The “route cause” of methotrexate-induced brain structure changes in a juvenile mouse model: Comparison of systemic and CNS-targeted chemotherapy

Acute lymphoblastic leukemia (ALL) is the most common childhood cancer and while five-year survival rates exceed 90 %, survivors display neurocognitive deficits. Magnetic resonance imaging (MRI) measurements indicate smaller volume across the brain in survivors compared to typically developing peers. Methotrexate (MTX) is the backbone of ALL chemotherapy and is delivered via various administration routes including systemic and central nervous system (CNS) targeted routes. The relative toxicities between routes have not been systematically compared.
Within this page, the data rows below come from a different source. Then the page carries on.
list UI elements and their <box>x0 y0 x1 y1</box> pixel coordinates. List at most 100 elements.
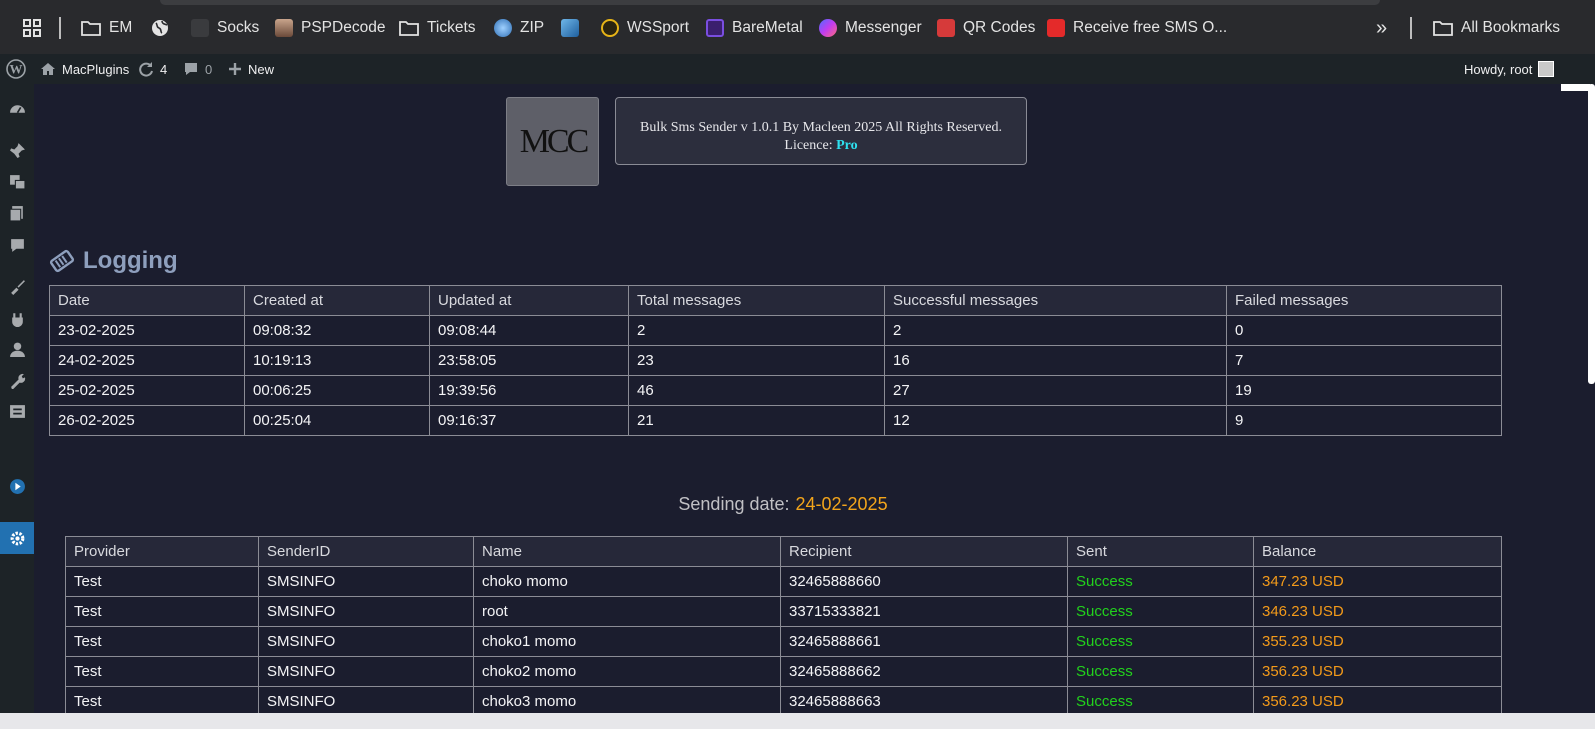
bookmark-em[interactable]: EM <box>81 17 132 39</box>
balance-value: 356.23 USD <box>1253 656 1502 687</box>
col-updated-at: Updated at <box>429 285 629 316</box>
wordpress-logo-icon[interactable]: W <box>6 54 26 84</box>
dashboard-icon[interactable] <box>8 100 26 118</box>
play-icon[interactable] <box>8 477 26 495</box>
settings-sliders-icon[interactable] <box>8 402 26 420</box>
logging-heading: Logging <box>49 245 178 277</box>
scrollbar-top <box>1561 84 1590 91</box>
col-total-messages: Total messages <box>628 285 885 316</box>
plus-icon <box>229 63 241 75</box>
updates-link[interactable]: 4 <box>138 54 167 84</box>
table-row: Test SMSINFO choko3 momo 32465888663 Success… <box>65 686 1502 717</box>
socks-icon <box>191 19 209 37</box>
tag-icon <box>49 249 75 273</box>
table-row: Test SMSINFO choko momo 32465888660 Success 3… <box>65 566 1502 597</box>
scrollbar-thumb[interactable] <box>1588 84 1595 384</box>
col-created-at: Created at <box>244 285 430 316</box>
bookmarks-bar: EM Socks PSPDecode Tickets ZIP WSSport B… <box>0 0 1595 54</box>
bookmark-zip[interactable]: ZIP <box>494 17 544 39</box>
plugin-logo: MCC <box>506 97 599 186</box>
baremetal-icon <box>706 19 724 37</box>
sms-icon <box>1047 19 1065 37</box>
tab-strip-edge <box>160 0 1380 5</box>
bookmark-socks[interactable]: Socks <box>191 17 259 39</box>
page-scrollbar[interactable] <box>1558 84 1595 729</box>
my-account-link[interactable]: Howdy, root <box>1464 54 1555 84</box>
avatar <box>1538 61 1555 77</box>
licence-line: Licence: Pro <box>784 138 858 153</box>
col-sender-id: SenderID <box>258 536 474 567</box>
gear-badge-icon <box>561 19 579 37</box>
qr-icon <box>937 19 955 37</box>
window-bottom-edge <box>0 713 1595 729</box>
bookmark-wssport[interactable]: WSSport <box>601 17 689 39</box>
bookmark-tickets[interactable]: Tickets <box>399 17 476 39</box>
bookmark-globe[interactable] <box>151 17 169 39</box>
licence-value: Pro <box>836 138 858 153</box>
comments-icon[interactable] <box>8 236 26 254</box>
comment-icon <box>185 63 197 75</box>
globe-icon <box>152 20 168 36</box>
refresh-icon <box>139 62 153 77</box>
table-row: Test SMSINFO root 33715333821 Success 346.23 … <box>65 596 1502 627</box>
sending-date-value: 24-02-2025 <box>795 494 888 514</box>
table-row: 24-02-2025 10:19:13 23:58:05 23 16 7 <box>49 345 1502 376</box>
more-bookmarks-button[interactable]: » <box>1376 17 1387 39</box>
sending-table: Provider SenderID Name Recipient Sent Ba… <box>65 536 1502 717</box>
users-icon[interactable] <box>8 340 26 358</box>
separator <box>1410 17 1412 39</box>
svg-text:MCC: MCC <box>519 123 587 160</box>
folder-icon <box>399 21 419 36</box>
all-bookmarks-button[interactable]: All Bookmarks <box>1433 17 1560 39</box>
status-success: Success <box>1067 566 1254 597</box>
apps-icon[interactable] <box>22 17 42 39</box>
table-row: Test SMSINFO choko2 momo 32465888662 Success… <box>65 656 1502 687</box>
mcc-logo-icon: MCC <box>519 123 590 160</box>
active-arrow-icon <box>28 476 34 494</box>
avatar-icon <box>275 19 293 37</box>
new-content-link[interactable]: New <box>228 54 274 84</box>
balance-value: 356.23 USD <box>1253 686 1502 717</box>
svg-text:W: W <box>10 62 23 77</box>
pages-icon[interactable] <box>8 204 26 222</box>
balance-value: 355.23 USD <box>1253 626 1502 657</box>
plugin-info-box: Bulk Sms Sender v 1.0.1 By Macleen 2025 … <box>615 97 1027 165</box>
bookmark-baremetal[interactable]: BareMetal <box>706 17 803 39</box>
bookmark-gear-badge[interactable] <box>561 17 579 39</box>
folder-icon <box>1433 21 1453 36</box>
messenger-icon <box>819 19 837 37</box>
bookmark-pspdecode[interactable]: PSPDecode <box>275 17 385 39</box>
zip-icon <box>494 19 512 37</box>
bookmark-receive-sms[interactable]: Receive free SMS O... <box>1047 17 1227 39</box>
home-icon <box>41 63 55 75</box>
status-success: Success <box>1067 656 1254 687</box>
col-name: Name <box>473 536 781 567</box>
plugin-copyright: Bulk Sms Sender v 1.0.1 By Macleen 2025 … <box>639 120 1003 135</box>
table-row: 26-02-2025 00:25:04 09:16:37 21 12 9 <box>49 405 1502 436</box>
wssport-icon <box>601 19 619 37</box>
col-balance: Balance <box>1253 536 1502 567</box>
col-failed-messages: Failed messages <box>1226 285 1502 316</box>
gear-icon[interactable] <box>8 529 26 547</box>
status-success: Success <box>1067 686 1254 717</box>
folder-icon <box>81 21 101 36</box>
bookmark-messenger[interactable]: Messenger <box>819 17 922 39</box>
plugins-icon[interactable] <box>8 309 26 327</box>
comments-link[interactable]: 0 <box>183 54 212 84</box>
col-provider: Provider <box>65 536 259 567</box>
table-row: Test SMSINFO choko1 momo 32465888661 Success… <box>65 626 1502 657</box>
separator <box>59 17 61 39</box>
tools-icon[interactable] <box>8 371 26 389</box>
status-success: Success <box>1067 596 1254 627</box>
site-name-link[interactable]: MacPlugins <box>40 54 129 84</box>
table-row: 23-02-2025 09:08:32 09:08:44 2 2 0 <box>49 315 1502 346</box>
bookmark-qr-codes[interactable]: QR Codes <box>937 17 1035 39</box>
sending-date-heading: Sending date: 24-02-2025 <box>678 494 888 514</box>
pin-icon[interactable] <box>8 141 26 159</box>
appearance-icon[interactable] <box>8 277 26 295</box>
media-icon[interactable] <box>8 172 26 190</box>
table-row: 25-02-2025 00:06:25 19:39:56 46 27 19 <box>49 375 1502 406</box>
logging-table: Date Created at Updated at Total message… <box>49 285 1502 436</box>
status-success: Success <box>1067 626 1254 657</box>
table-header-row: Provider SenderID Name Recipient Sent Ba… <box>65 536 1502 567</box>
Our study aims to compare brain volume changes after systemic and CNS-targeted MTX treatment using MRI in a juvenile mouse model. MTX treatment was delivered at postnatal day 17 (P17) and P19 either via an intrathecal (IT) or intravenous (IV) injection, resulting in four total groups for the study: IV MTX (n = 14), IV saline (n = 16), IT MTX (n = 54), and IT saline (n = 51). MRI was performed pre-treatment at P14 and longitudinally after treatment at P24, P42, and P63. IT MTX was probed at a range of doses (0.5–5.0 mg/kg). Volumes of 183 segmented brain structures were compared between groups. Whole brain volume decreased after IT MTX (5.0 mg/kg) and IV MTX at P24. The number of structures significantly affected after IT MTX was highly dependent on dose. Comparison of systemic and intrathecal delivery routes revealed that systemic MTX had a wider impact on brain morphology than did IT MTX treatment, particularly at clinically relevant doses of IT MTX. This finding provides important insight into the mechanisms that likely underlie MTX-induced neurotoxicity and focuses potential interventions on systemic toxicity.